Last week, I had the privilege of spending three days on the Berkeley campus with the Digital Verification Corps, (DVC) the student cohort that has been driving video verification, processing, and high velocity support to process video for Amnesty International investigations and other human rights investigations.
I find the work of this community hugely innovative, exciting, and impactful. And what makes it powerful is its multidisciplinary network structure: human rights researchers, lawyers, technologists, brilliant students, and polyglots.
As is often the case, it’s the community behind the technology initiative that make it special, not the technology itself.
The Digital Verification Corps, led by Sam Dubberley and fed by Amnesty International in terms of funding and projects, is impressively managed and run. The DVC has partnered with an ever expanding network of universities together with the Berkeley campus to spread these methods at universities around the world – currently in Pretoria (South Africa), Essex (UK), Toronto (Canada), and coming soon Cambridge (UK), and they’ve built a community around verifying and processing video for human rights investigations.
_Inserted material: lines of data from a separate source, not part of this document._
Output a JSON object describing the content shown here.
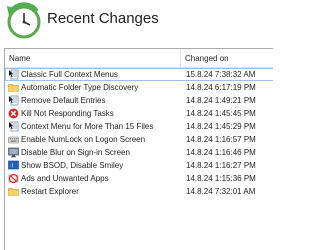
{
  "header": {
    "title": "Recent Changes",
    "logo_icon": "clock-history-icon",
    "logo_colors": {
      "arrow": "#4caf50",
      "face": "#ffffff"
    }
  },
  "list": {
    "columns": {
      "name": "Name",
      "changed_on": "Changed on"
    },
    "rows": [
      {
        "name": "Classic Full Context Menus",
        "changed_on": "15.8.24 7:38:32 AM",
        "icon": "context-menu-icon",
        "selected": true
      },
      {
        "name": "Automatic Folder Type Discovery",
        "changed_on": "14.8.24 6:17:19 PM",
        "icon": "folder-icon"
      },
      {
        "name": "Remove Default Entries",
        "changed_on": "14.8.24 1:49:21 PM",
        "icon": "context-menu-icon"
      },
      {
        "name": "Kill Not Responding Tasks",
        "changed_on": "14.8.24 1:45:45 PM",
        "icon": "stop-icon"
      },
      {
        "name": "Context Menu for More Than 15 Files",
        "changed_on": "14.8.24 1:45:29 PM",
        "icon": "context-menu-icon"
      },
      {
        "name": "Enable NumLock on Logon Screen",
        "changed_on": "14.8.24 1:16:57 PM",
        "icon": "keyboard-icon"
      },
      {
        "name": "Disable Blur on Sign-in Screen",
        "changed_on": "14.8.24 1:16:46 PM",
        "icon": "monitor-icon"
      },
      {
        "name": "Show BSOD, Disable Smiley",
        "changed_on": "14.8.24 1:16:27 PM",
        "icon": "bsod-icon"
      },
      {
        "name": "Ads and Unwanted Apps",
        "changed_on": "14.8.24 1:15:36 PM",
        "icon": "no-ads-icon"
      },
      {
        "name": "Restart Explorer",
        "changed_on": "14.8.24 7:32:01 AM",
        "icon": "folder-icon"
      }
    ]
  }
}
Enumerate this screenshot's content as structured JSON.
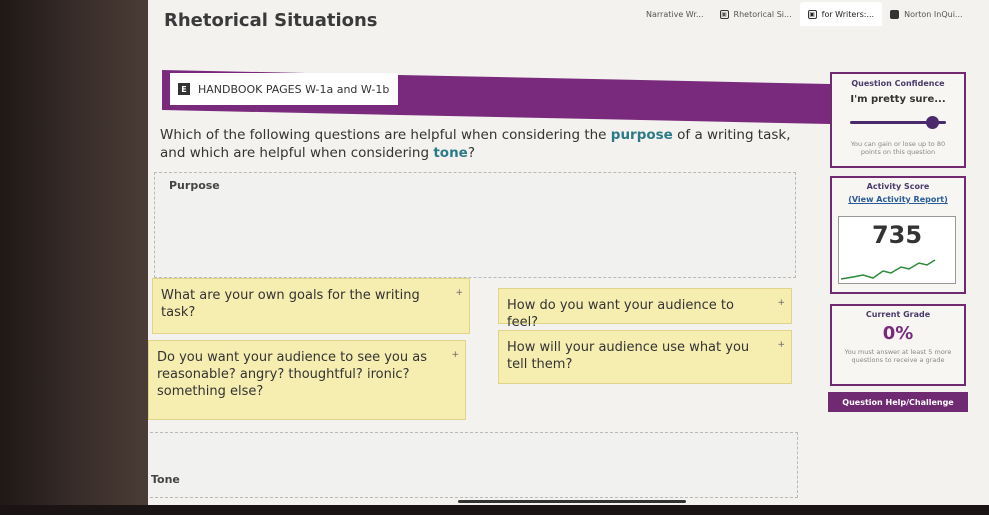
{
  "tabs": [
    {
      "label": "Narrative Wr...",
      "icon": "document-icon"
    },
    {
      "label": "Rhetorical Si...",
      "icon": "document-icon"
    },
    {
      "label": "for Writers:...",
      "icon": "document-icon"
    },
    {
      "label": "Norton InQui...",
      "icon": "document-icon"
    }
  ],
  "page": {
    "title": "Rhetorical Situations"
  },
  "handbook": {
    "icon_glyph": "E",
    "label": "HANDBOOK PAGES W-1a and W-1b"
  },
  "question": {
    "part1": "Which of the following questions are helpful when considering the ",
    "kw1": "purpose",
    "part2": " of a writing task, and which are helpful when considering ",
    "kw2": "tone",
    "part3": "?"
  },
  "zones": {
    "purpose_label": "Purpose",
    "tone_label": "Tone"
  },
  "cards": [
    {
      "text": "What are your own goals for the writing task?",
      "plus": "+"
    },
    {
      "text": "How do you want your audience to feel?",
      "plus": "+"
    },
    {
      "text": "How will your audience use what you tell them?",
      "plus": "+"
    },
    {
      "text": "Do you want your audience to see you as reasonable? angry? thoughtful? ironic? something else?",
      "plus": "+"
    }
  ],
  "confidence": {
    "heading": "Question Confidence",
    "value": "I'm pretty sure...",
    "level": 0.85,
    "note": "You can gain or lose up to 80 points on this question"
  },
  "activity": {
    "heading": "Activity Score",
    "link": "(View Activity Report)",
    "score": "735"
  },
  "grade": {
    "heading": "Current Grade",
    "value": "0%",
    "note": "You must answer at least 5 more questions to receive a grade"
  },
  "help_button": "Question Help/Challenge",
  "colors": {
    "accent": "#7a2a7c",
    "keyword": "#2d7a87",
    "card": "#f6edb0"
  }
}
Thanks to the hard work of Alexa Koenig, participating in human rights research verification is an official course at partner university UC Berkeley. I’m in awe of the way that Alexa Koenig and her team at the Human Rights Investigation Lab mobilise bright students to fight the misinformation war and strengthen human rights litigation. Together with Amnesty International, the process they’ve established of identifying appropriate investigations and incentivising students to invest time and energy is incredibly impactful.
The DVC Summit left my brain full of ideas and thoughts about where the community is going.
Accelerating research questions
The rapidly changing information environment, and the speed at which information can now be spread, has accelerated the process by which claims and counter-claims about human rights violations shape perception of an issue. This speed puts pressure on the human rights research community to respond more quickly to assertions of perpetrators.
For human rights research to be effective at influencing public opinion, new techniques for speedily responding with high quality evidence will be key. While longer-term research is important in the war of history, faster methods are critical for human rights groups to counter the battle that takes place in the media if they are to win over a public bombarded with information.
Designing training for emerging methods
Building robust, cutting edge training for emerging methods is difficult. The DVC Summit had presentations from several superstar researchers and journalists (Bellingcat, Malachy Browne, and Bill Marczak, among others). Learning from the projects of superstars is an important and useful way to inspire amateur and student researchers.
But distilling cutting-edge projects into tactical materials is challenging, and requires thoughtful design. I am hopeful that DVC and the Human Rights Investigation Lab will support new pedagogical methods and community learning to advance the field and the network of researchers in the coming years in a way that goes beyond examining existing and past projects.
Inclusive decision-making around resources
Frontline human rights organisations must be included in choices about resource allocation. Who gets to decide what projects get the attention of open source investigators?
Hobbyists and super star researchers who are pushing the boundaries of methods are hugely important in breaking cases, stealing the news cycle from lying governments, and catching war criminals red-handed.
That said, as these techniques shape into a more mature field and network of actors, it will be absolutely critical to include frontline organisations into the decision-making process of how resources are allocated.
Frontline organisations bring contextual and historical expertise that can only benefit the work of others in this space. They could also highlight which investigations might benefit most from the fine-toothed comb of researchers, and provide useful experience in connecting evidence and research with campaigns, litigation, and policy advocacy. Those connections are essential for open source investigations in the human rights space to reach their full potential.
Making the most of academic institutions
Academic institutions have a lot to offer. The DVC is training cohorts in key skills to prepare them for careers in human rights research. Campuses provide a great venue for events, and official courses at universities are a great way to unlock resources for human rights investigations. For a new and emerging field such as this one, the prestige of well-known universities offer credibility to these methods, which in turn encourages other human rights researchers to learn more about them, and hopefully, begin to use them to strengthen their work as well.
Existing structures around academia also provide an ideal space for learning new methods and collaboration, especially when projects like the ones through the DVC are associated with course credit, as is the case in Berkeley. It’s rare to see incentives lining up so clearly for real-world impact, and this is a model that many of us could learn from.
Prioritising good community governance
In communities that rely on the energy of volunteers or students, thoughtful and well-designed governance is critical. This is key not only for the sustainability of communities, but also for how leaders are developed and supported to take on increasing or shifting responsibility. We have many examples to look to for inspiration, such as School of Data, DataKind, and Code for All. Thanks to our digital connections, new formations of volunteerism have the potential to unlock value, but only if we can channel those energies into meaningful and effective work.
From inspiration to action
Through the DVC, student sleuths are doing groundbreaking and impactful work. Their shared vision of training the next generation of human rights researchers, combined with using academia to support and strengthen this work, is inspiring for its collaborative and forward-thinking approach. I look forward to supporting and working with the DVC and its ever-growing network in the future!